Pitfall: Unexpected New Properties Cause Errors
When using fromJson(), an error will be thrown if an unexpected property is present. This may break functionality if your frontend protobufs are not continuously updated to match the backend.
Generally, if there are non-breaking changes to the backend protobufs (i.e., new properties added to the protobuf that have not yet been incorporated into the frontend), you will not want fromJson() to throw an error. Such runtime error handling is most useful to alert you to breaking changes such as the removal of or changes to the type/names of properties that are already being used on the frontend.
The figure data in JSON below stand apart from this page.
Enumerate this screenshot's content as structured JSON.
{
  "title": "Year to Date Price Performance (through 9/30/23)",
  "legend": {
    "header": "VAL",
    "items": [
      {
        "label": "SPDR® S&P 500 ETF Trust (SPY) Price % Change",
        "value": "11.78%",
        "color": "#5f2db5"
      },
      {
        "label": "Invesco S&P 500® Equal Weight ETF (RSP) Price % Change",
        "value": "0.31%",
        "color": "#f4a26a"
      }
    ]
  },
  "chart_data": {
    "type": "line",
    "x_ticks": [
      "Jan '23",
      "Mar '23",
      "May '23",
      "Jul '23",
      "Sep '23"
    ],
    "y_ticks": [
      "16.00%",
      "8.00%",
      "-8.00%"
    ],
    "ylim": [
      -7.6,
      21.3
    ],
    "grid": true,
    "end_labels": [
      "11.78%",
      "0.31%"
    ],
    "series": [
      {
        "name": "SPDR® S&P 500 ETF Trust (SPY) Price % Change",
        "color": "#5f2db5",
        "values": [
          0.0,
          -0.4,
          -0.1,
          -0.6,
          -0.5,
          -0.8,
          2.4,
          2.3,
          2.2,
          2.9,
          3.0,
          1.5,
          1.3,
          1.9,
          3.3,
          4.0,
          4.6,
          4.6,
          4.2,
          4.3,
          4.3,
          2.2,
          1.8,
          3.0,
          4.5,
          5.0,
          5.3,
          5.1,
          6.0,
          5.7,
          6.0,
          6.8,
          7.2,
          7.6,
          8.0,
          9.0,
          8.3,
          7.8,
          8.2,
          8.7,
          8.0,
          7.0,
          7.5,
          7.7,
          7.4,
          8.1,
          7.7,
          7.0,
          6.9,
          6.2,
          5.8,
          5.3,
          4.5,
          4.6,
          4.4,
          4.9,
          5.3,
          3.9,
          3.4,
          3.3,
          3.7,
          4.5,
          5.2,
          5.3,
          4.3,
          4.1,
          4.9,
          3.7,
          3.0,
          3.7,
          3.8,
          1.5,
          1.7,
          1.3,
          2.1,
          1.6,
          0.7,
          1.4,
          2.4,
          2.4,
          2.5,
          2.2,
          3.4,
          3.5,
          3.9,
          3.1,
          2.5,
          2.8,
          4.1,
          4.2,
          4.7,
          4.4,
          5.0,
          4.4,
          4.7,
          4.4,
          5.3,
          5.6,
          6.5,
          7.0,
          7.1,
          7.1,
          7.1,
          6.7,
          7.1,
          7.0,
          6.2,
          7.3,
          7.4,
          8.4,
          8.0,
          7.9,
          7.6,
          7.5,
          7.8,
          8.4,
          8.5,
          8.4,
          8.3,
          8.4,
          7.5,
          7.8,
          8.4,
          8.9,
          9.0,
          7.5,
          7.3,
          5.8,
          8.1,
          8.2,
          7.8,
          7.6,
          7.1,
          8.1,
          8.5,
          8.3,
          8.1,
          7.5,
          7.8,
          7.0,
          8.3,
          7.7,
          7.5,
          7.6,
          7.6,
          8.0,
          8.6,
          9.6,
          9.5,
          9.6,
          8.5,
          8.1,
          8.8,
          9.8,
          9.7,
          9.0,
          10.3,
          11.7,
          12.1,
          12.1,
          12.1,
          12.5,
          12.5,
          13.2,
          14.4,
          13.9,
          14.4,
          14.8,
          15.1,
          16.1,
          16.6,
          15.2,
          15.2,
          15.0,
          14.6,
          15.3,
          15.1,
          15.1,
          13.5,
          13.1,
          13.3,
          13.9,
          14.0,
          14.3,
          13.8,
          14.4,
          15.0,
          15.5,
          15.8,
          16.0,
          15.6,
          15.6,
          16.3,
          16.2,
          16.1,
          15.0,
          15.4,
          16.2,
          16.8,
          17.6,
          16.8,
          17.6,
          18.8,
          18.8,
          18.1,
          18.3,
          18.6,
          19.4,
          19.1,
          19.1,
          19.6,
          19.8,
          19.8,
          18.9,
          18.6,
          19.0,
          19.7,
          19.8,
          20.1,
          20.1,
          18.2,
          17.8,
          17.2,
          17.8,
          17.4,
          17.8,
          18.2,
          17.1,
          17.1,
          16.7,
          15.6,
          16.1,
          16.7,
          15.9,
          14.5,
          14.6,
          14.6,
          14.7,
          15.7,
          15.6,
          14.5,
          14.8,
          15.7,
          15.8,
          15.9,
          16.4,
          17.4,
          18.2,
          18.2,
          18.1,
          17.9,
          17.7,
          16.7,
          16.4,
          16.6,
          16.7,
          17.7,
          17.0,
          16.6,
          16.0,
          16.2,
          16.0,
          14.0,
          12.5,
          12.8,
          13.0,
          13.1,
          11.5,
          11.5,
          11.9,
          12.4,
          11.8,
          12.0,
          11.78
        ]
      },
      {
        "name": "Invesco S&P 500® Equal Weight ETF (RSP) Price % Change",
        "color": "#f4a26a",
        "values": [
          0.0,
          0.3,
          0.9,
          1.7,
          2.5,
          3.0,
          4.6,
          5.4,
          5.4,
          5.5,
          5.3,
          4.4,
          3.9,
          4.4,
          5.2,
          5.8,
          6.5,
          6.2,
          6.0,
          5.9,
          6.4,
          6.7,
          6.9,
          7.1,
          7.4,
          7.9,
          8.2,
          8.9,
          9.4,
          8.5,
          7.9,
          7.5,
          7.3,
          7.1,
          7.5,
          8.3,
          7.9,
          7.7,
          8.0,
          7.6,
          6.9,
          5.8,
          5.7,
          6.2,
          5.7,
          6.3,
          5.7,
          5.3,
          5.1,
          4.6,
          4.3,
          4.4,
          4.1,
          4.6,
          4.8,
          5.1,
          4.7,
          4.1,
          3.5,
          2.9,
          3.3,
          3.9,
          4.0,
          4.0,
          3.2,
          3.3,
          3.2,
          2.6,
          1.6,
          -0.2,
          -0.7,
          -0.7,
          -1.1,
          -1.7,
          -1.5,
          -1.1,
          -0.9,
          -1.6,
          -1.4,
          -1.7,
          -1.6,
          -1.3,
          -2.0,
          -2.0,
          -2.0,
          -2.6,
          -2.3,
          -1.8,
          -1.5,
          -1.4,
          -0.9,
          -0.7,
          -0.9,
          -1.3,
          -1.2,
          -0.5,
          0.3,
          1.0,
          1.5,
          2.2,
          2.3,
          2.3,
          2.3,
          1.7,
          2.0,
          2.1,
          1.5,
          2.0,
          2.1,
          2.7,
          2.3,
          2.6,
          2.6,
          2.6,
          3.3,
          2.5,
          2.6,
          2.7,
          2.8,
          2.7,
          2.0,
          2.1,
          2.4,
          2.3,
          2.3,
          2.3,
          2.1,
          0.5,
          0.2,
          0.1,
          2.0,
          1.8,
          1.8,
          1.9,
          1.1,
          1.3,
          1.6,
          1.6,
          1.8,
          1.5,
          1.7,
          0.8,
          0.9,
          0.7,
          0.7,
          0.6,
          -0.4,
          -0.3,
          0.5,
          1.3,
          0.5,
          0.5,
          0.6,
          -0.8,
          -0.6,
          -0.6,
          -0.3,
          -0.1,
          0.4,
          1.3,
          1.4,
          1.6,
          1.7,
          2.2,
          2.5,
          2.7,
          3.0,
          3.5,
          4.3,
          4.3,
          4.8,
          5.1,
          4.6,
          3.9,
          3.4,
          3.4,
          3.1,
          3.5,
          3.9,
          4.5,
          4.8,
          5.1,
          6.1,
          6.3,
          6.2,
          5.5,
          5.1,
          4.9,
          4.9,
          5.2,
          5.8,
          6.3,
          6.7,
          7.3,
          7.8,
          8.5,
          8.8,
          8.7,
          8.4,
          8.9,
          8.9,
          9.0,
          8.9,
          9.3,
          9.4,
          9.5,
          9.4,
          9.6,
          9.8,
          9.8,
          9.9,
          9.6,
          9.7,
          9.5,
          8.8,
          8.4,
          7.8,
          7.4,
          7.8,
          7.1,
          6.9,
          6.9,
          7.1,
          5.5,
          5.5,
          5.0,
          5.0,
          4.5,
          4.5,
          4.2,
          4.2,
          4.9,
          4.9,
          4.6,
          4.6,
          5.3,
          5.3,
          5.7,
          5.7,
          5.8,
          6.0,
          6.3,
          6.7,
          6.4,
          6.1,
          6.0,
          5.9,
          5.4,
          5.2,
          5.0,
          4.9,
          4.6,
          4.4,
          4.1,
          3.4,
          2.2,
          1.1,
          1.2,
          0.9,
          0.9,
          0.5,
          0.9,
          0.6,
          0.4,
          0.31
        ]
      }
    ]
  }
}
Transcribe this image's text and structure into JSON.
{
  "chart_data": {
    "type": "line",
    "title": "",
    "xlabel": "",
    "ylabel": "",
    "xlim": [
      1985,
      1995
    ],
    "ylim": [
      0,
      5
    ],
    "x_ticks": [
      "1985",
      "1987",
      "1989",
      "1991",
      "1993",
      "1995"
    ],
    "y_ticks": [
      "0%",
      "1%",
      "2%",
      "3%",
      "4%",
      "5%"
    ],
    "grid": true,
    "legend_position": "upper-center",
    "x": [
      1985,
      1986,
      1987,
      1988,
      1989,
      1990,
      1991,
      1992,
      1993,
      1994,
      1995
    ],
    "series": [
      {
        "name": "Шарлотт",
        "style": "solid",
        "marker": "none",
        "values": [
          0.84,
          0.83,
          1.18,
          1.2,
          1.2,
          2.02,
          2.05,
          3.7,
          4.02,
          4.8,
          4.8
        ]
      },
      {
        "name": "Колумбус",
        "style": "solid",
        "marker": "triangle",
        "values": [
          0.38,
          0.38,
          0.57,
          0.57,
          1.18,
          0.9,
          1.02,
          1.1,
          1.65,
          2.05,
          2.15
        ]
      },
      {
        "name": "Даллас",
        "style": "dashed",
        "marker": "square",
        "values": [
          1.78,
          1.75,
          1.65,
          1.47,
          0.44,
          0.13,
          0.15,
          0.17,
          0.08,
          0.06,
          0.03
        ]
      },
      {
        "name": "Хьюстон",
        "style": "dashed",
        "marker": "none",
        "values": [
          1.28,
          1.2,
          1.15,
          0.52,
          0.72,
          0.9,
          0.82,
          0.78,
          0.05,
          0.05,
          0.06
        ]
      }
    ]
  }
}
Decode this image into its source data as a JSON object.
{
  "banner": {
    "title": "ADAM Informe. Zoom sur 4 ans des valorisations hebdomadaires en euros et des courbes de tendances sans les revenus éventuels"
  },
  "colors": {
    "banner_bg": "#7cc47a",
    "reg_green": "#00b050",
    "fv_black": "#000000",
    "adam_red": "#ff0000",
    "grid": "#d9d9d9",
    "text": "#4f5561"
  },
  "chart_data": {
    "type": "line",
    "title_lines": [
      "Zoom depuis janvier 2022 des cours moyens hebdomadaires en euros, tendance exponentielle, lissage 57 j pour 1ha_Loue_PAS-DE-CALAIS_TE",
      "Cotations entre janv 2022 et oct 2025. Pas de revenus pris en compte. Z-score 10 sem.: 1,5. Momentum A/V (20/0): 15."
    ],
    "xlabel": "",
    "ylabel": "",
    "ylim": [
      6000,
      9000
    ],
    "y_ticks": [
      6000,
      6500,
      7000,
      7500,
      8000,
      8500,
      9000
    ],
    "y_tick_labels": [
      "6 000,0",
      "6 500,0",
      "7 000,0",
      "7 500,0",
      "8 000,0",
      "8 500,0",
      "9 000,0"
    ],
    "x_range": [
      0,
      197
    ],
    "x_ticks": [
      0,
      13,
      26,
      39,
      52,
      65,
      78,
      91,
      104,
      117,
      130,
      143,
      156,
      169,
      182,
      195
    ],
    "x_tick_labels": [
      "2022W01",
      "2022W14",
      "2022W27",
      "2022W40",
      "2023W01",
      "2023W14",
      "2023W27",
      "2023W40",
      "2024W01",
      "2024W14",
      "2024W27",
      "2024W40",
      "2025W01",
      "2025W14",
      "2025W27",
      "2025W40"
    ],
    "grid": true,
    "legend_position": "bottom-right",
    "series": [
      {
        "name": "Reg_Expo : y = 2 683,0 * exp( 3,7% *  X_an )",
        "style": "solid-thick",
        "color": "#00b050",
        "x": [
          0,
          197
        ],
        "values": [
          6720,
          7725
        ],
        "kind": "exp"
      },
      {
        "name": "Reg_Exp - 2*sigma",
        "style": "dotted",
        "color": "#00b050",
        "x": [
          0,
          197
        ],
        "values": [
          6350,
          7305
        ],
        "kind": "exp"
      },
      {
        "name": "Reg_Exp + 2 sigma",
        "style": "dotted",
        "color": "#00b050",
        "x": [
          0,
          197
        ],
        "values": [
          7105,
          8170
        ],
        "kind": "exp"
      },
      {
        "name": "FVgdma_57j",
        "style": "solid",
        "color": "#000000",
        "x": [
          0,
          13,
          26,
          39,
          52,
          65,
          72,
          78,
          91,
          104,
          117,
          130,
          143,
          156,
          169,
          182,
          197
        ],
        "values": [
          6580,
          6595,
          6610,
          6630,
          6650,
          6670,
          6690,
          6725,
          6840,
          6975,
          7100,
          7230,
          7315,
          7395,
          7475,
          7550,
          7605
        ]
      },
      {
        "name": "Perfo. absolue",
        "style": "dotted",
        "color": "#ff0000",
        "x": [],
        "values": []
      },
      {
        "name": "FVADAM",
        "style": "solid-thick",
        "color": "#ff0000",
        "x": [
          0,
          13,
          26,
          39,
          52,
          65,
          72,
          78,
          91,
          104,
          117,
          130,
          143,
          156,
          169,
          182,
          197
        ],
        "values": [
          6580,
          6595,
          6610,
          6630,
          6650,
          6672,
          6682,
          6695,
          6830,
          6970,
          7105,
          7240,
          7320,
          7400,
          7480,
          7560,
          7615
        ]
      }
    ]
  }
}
Fortunately, protobuf-es has an option that prevents this: ignoreUnknownFields
By default, unknown properties are rejected. This option overrides that behavior and ignores properties, as well as unrecognized enum string representations.
ignoreUnknownFields: true will prevent fromJson from throwing an error if there are new "unknown" fields present in the response.
Example:
const orderResponse = fromJson(orderResponseSchema, {
orderId: '123',
orderStatus: 'FULFILLED',
...
},
{ ignoreUnknownFields: true }
)
Conclusion
Using protobufs through a gRPC-Gateway presents some challenges that can be solved through proper use of the conversion methods that protobuf-es provides. This can be useful for catching unexpected API changes at runtime. However, on the front-end the performance benefits provided by gRPC are largely negated by the gateway. If you are committed to the gateway and do not have future plans to use a library that takes advantage of gRPC's increased speed, directly using the JSON types generated by protobuf-es through the JSON_types=true option may be a simpler and more maintainable solution.